Le prix plancher fixé à chaque campagne par l’Etat de concert avec les acteurs de la filière constitue une très bonne option qui, non seulement pose les bases de la commercialisation, mais aussi et surtout permet de sauvegarder les intérêts des producteurs. Ce dernier aspect est à tous égards très important en ce sens que le producteur d’anacarde au Bénin reste et demeure le parent pauvre de la filière alors qu’il représente le maillon sans lequel cette filière n’existerait pas. Le réflexe spontané des autres acteurs est d’acquérir les noix de cajou au prix le plus bas possible de sorte à réaliser de très gros profits. En outre, pour toutes taxes fixées en amont, ces acteurs ont tendance à le répercuter sur le prix d’achat au producteur en lui proposant des prix très bas. Avec un prix plancher, le producteur est à l’abri, l’équité est rétablie et ce ne serait que justice. Hélas, dans les faits tout ceci reste très théorique.
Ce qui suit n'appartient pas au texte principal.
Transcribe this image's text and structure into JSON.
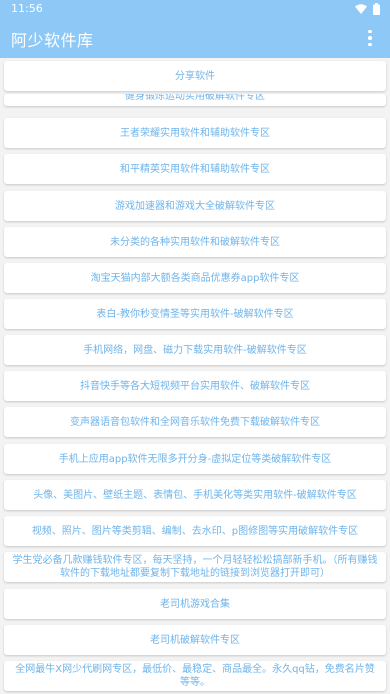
{
  "status_bar": {
    "time": "11:56",
    "icons": [
      "wifi-icon",
      "battery-icon"
    ]
  },
  "app_bar": {
    "title": "阿少软件库",
    "menu_icon": "more-vert-icon"
  },
  "colors": {
    "app_bar": "#8ec8f6",
    "item_text": "#6fb4ea",
    "background": "#f3f3f3",
    "card": "#ffffff"
  },
  "items": [
    "分享软件",
    "健身锻炼运动实用破解软件专区",
    "王者荣耀实用软件和辅助软件专区",
    "和平精英实用软件和辅助软件专区",
    "游戏加速器和游戏大全破解软件专区",
    "未分类的各种实用软件和破解软件专区",
    "淘宝天猫内部大额各类商品优惠券app软件专区",
    "表白-教你秒变情圣等实用软件-破解软件专区",
    "手机网络，网盘、磁力下载实用软件-破解软件专区",
    "抖音快手等各大短视频平台实用软件、破解软件专区",
    "变声器语音包软件和全网音乐软件免费下载破解软件专区",
    "手机上应用app软件无限多开分身-虚拟定位等类破解软件专区",
    "头像、美图片、壁纸主题、表情包、手机美化等类实用软件-破解软件专区",
    "视频、照片、图片等类剪辑、编制、去水印、p图修图等实用破解软件专区",
    "学生党必备几款赚钱软件专区，每天坚持，一个月轻轻松松搞部新手机。（所有赚钱软件的下载地址都要复制下载地址的链接到浏览器打开即可）",
    "老司机游戏合集",
    "老司机破解软件专区",
    "全网最牛X网少代刷网专区，最低价、最稳定、商品最全。永久qq钻，免费名片赞等等。"
  ]
}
« Hélas dans les faits tout ceci reste très théorique ». Précisez votre pensée
Tout ceci reste très théorique dans les faits en ce sens que le prix plancher fixé par l’Etat n’est jamais respecté sur le terrain. Tous les autres acteurs (acheteurs, transformateurs et exportateurs) ont un seul souhait : acheter les noix de cajou à un très bas prix, alors que le souhait des producteurs est de vendre à un prix suffisamment rémunérateur. Nous avons là deux positions opposées et difficilement conciliables dont la parfaite illustration sur le terrain est la difficulté de l’Interprofession de la filière ainsi que l’Etat à faire respecter le prix plancher. En fin de compte, le rapport de force est toujours au détriment du producteur qui, sous la pression du besoin, se résigne à brader ses noix.
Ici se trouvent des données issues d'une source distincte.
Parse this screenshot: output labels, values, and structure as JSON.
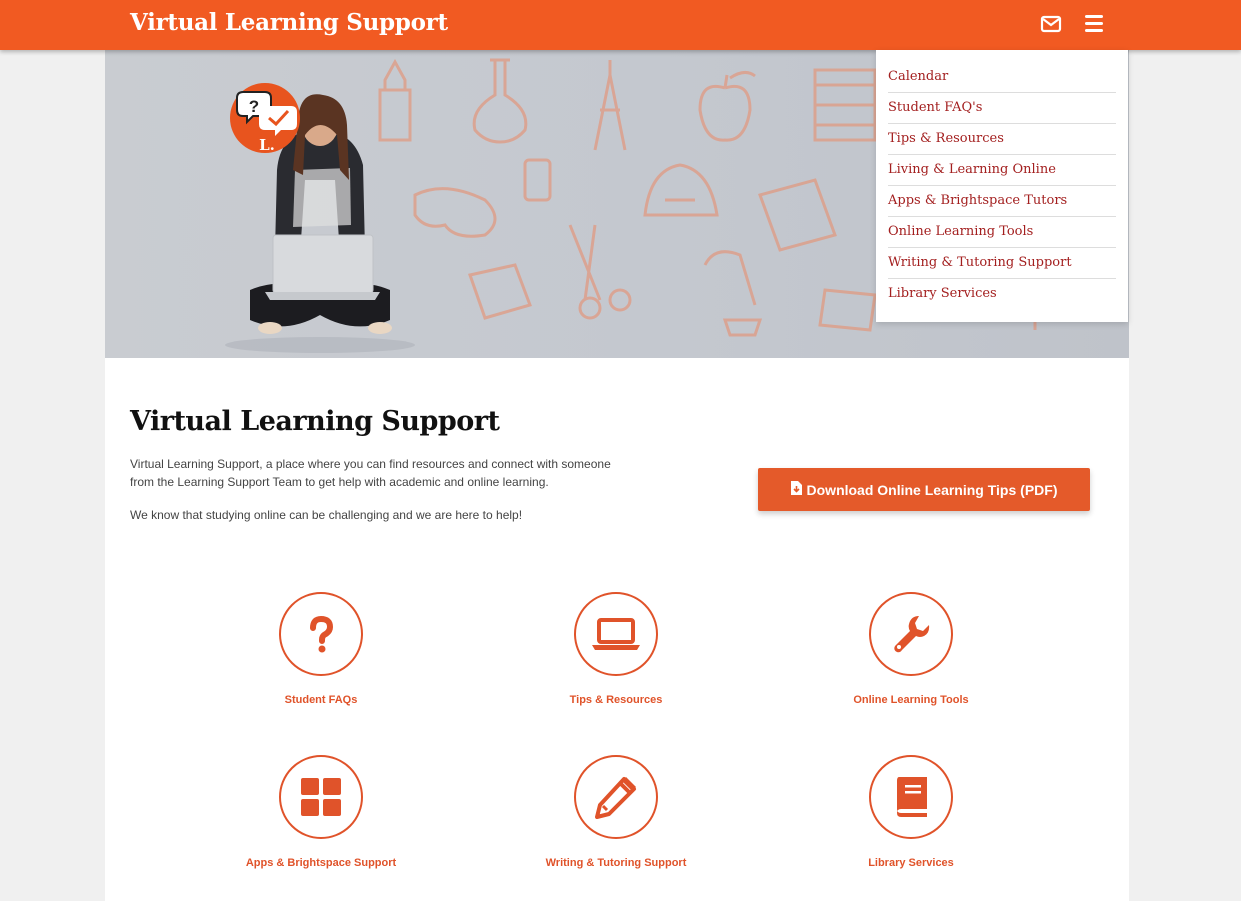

Qu’en est-il de la présente campagne ?
Pour cette campagne, le prix plancher fixé est de 325 FCFA le kilogramme de noix de cajou. Malheureusement et une fois encore ce prix plancher n’a pas été respecté sur tout le territoire. Après l’ouverture du marché, nous avons même eu des prix compris entre 100 et 150 FCFA, soit un manque à gagner de 175 FCFA pour le producteur. Il a fallu attendre huit semaines au moment où les stocks s’épuisaient pour voir les prix enfin atteindre et dépasser les 325 FCFA.
Quelle a été votre réaction face à cette situation récurrente ?
Face à cette situation, nous avons alerté par écrit l’Interprofession de la filière et les ministères sectoriels que sont le Ministère de l’Agriculture de l’Elevage et de la Pêche et celui de l’Industrie et du Commerce. Nous avons également sensibilisé nos producteurs à travers nos conseillers agricoles et des communiqués-radio en vue de ne pas vendre leurs noix en dessous du prix plancher. L’initiative a fini par être payante puisque les prix ont commencé par s’améliorer sur le terrain lorsque les producteurs ont résisté au bradage des noix.
Selon vous, que faut-il faire pour corriger le tir ?
Pour corriger le tir, il faut absolument élaborer des textes pour réglementer de fond en comble la commercialisation et contraindre chaque acteur au respect strict de ces textes. Il faut encourager l’organisation des ventes groupées dans les coopératives afin d’équilibrer les rapports de force entre acheteurs et producteurs. Il faut enfin encourager les liens d’affaires entre producteurs et transformateurs sur la base de prix intéressants pour toutes les parties.